Yoga is an extremely generic term. Even more generic and encompassing than the term "martial arts." So, in some sense, to have a little bit more of a constructive conversation, we could stand to get a little more specific in terms of what types of yoga we're talking about. And also being open to seeing types of yoga that overlap cultures and practices.
It's sort of of like if we got into a conversation about cooking Italian pasta. We'd certainly have to acknowledge that the origin of pasta was not Italy, but actually China. And from there, see the similarities, rather than the differences, that make up "pasta" and the approaches to making it and cooking with it.

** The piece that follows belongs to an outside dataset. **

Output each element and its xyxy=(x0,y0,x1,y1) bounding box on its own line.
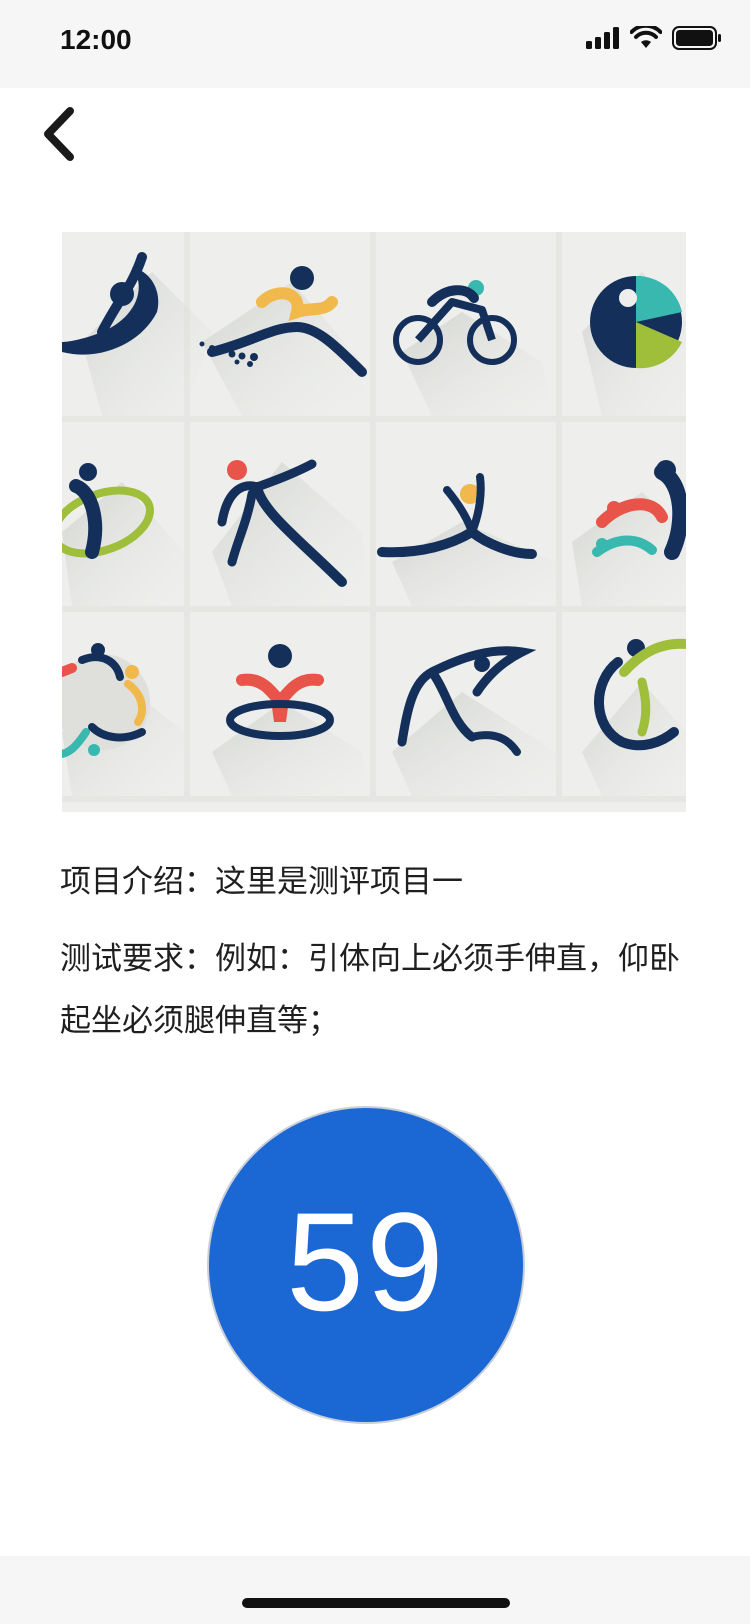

Pasta is a good analogy for yoga and martial arts, because while they all have similar roots and essences, changing the form - the shape - can change not only the taste, but also the effectiveness — as well as ineffectiveness — in specific applications.
And I guess what I'd like to reiterate is that there are asanas/postures contained within aikido that are specifically meant to change the body of the practitioner on physical and psycho-energetic levels. And in doing so, we essentially learn to make the pasta "dough," from which many outer forms can be created.
Pasta, in its raw form, is formless. And it can be quickly be brought into countless forms, depending on the circumstances, conditions and applications needed. Martial arts are the same way. AIkido is the same way. Don't get too trapped in the outer forms - the "ten thousand things."
Learn to make the "dough," first, and then any form your aikido takes, at any given time, will work.